Y nos enamoramos
Ahora se ve con mayor claridad. No teníamos bastante con la tabarra de la crisis y encima nos hablan de la cultura. Como dice Ingrid Bergman en Casablancay repiten, no por casualidad, los actuales anuncios en TVE: “El mundo se derrumba y nosotros nos enamoramos”. ¿Hay derecho a eso? ¿Quién tiene superior derecho? ¿El amor o el derrumbamiento? No hay amor sin construcción. El enamoramiento es un lepidóptero mientras la Gran Crisis es una lapidadora. De un lado se halla la muerte y la vida, de otro el amor y el desamor.
Cuando la adversidad aprieta hasta extremos criminales y mutilantes no hay lugar para la ensoñación. Toda la cultura se fue a pique, bajo la piqueta de los autores responsables y conmocionados tras el cementerio de la Segunda Guerra Mundial. De Becket a Steiner se proclamaba que tras esa pira no quedaba sino el mutismo ante el decir o escribir. Cuando la especie humana revela, por momentos, su lobo gigantesco, no es lo mejor hacer cine sino desaparecer.

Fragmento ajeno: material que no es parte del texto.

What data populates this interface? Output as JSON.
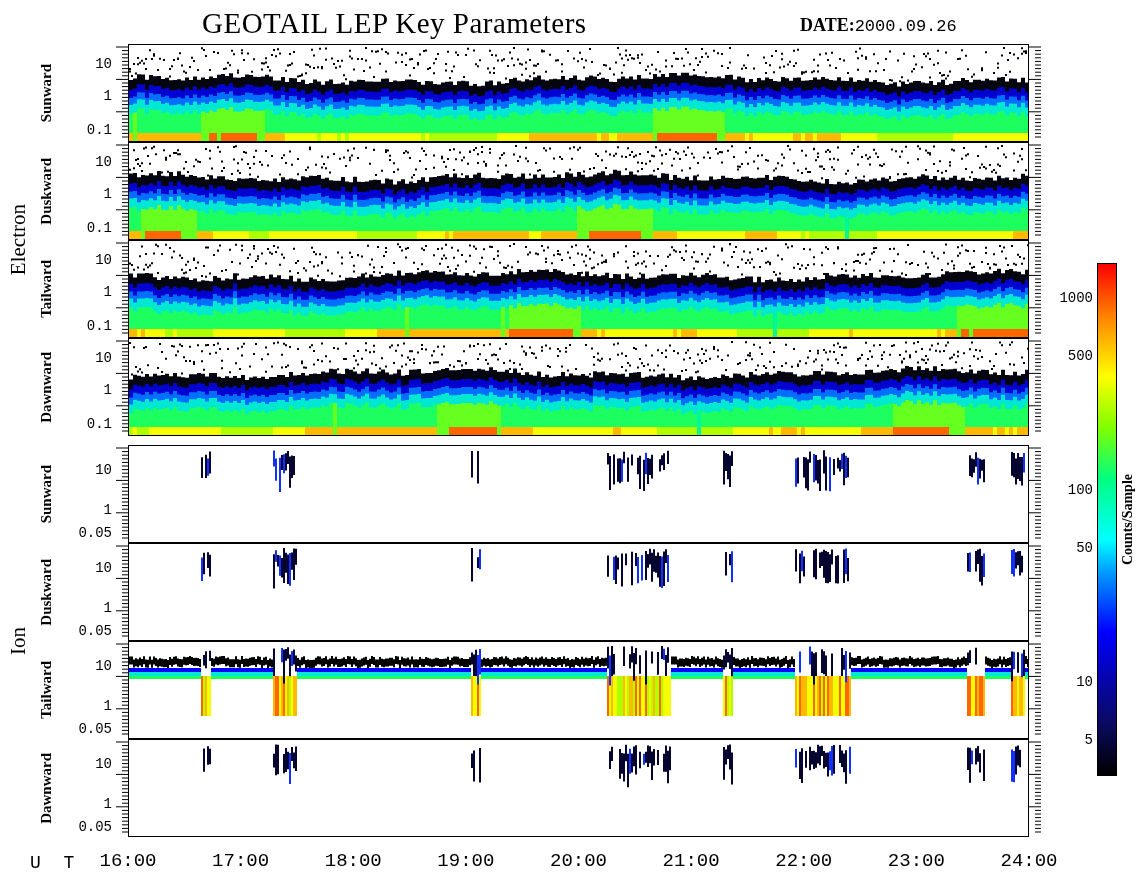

Claro que hay poetas de la disidencia, de la oposición y de la guerra pero no son, en definitiva, médicos o enfermeros.
La poesía, la música, el teatro, la pintura son ejemplos pueriles o inocentes en estos tiempos de real tragedia física. De hecho, ni la gente lee un libro, ni va al cine, ni compra un cuadro. La cultura necesita paz y pan para manifestarse. En tanto la sangre cunda, los parados aumenten, los excluidos no posean comida ni el futuro augure un porvenir mejor, todos los poetas, novelistas o pintores no tienen otro quehacer que crear a ciegas. Crear para sí en un constante y fatal sentimiento de culpa.
La culpa es, de otra parte, es l’air du temps. Son culpables los banqueros, los políticos, los tribunales, los príncipes, los empresarios, los sindicatos, los partidos políticos, la troika y la música, la fantasía y la especulación. Y nadie puede sentirse ajeno: se pertenece a los estafadores o a los estafados. Y hasta los “preferidos” han venido a ser engañados. Envuelto todo ello en fardos de corrupción que los tribunales, de acuerdo a su morosidad, resolverán envejecidamente en varios lustros.
La cultura se parece precisamente a esta cadencia desesperante de la justicia. ¿Leer un best seller de 500 páginas? ¿Quién puede hacerlo sin sentir que deja olvidado algún otro quehacer urgente? ¿La cultura de la novela? ¿La libertad de la ficción? ¿Qué farsas o fruslerías son esas? Hace años que Woody Allen escribió un libro titulado Cómo acabar de una vez por todas con la cultura. Y, efectivamente, Estados Unidos lo ha conseguido como gran paradigma del siglo<TH>XXI. No hay un mundo culto y otro sin cultivar. Todo es lo mismo. O, mejor, hay un saber muy elegante, que todavía a través de la Ilustración habla de “excepción cultural”. Para Francia, todo podría intercambiarse en un tratado mundial de libre comercio menos la cultura que es cosa de otro mundo, patrimonio de Dios. Justamente Francia, la patria de las Luces, se ofusca pretendiendo distinguir, a estas alturas, entre lo que es un iPhone y una creación. Pero efectivamente esa Francia es un residuo.
¿Fin pues de la cultura en sí misma? Pues sí. “¡Qué alivio!”, dijo Wim Wenders cuando en Los Ángeles, Susan Sontag, le advirtió de que se hallaba en un territorio sin la menor “cultura”. Y, ciertamente, la cultura cuando es auténtica llega a ser tan lenta como pesada para el tránsito intestinal. Todo lo contrario que el empleo o el pan nuestro de cada día que ahora crecientemente escasea.
¿La escuela? Primero los niños deben desayunar, después aprender. ¿Más cultura? ¡Una leche, mejor! Esta Gran Crisis conlleva una característica enfermedad óptica en los altos y bajos dirigentes. La Gran Crisis levanta (ha levantado ya) una tupida pantalla entre la vida y el verso, entre los parados y los pareados, entre la pintura y la estampa de lo real. ¿Cómo acabar de una vez con este estorbo mientras no hay un estofado que comer?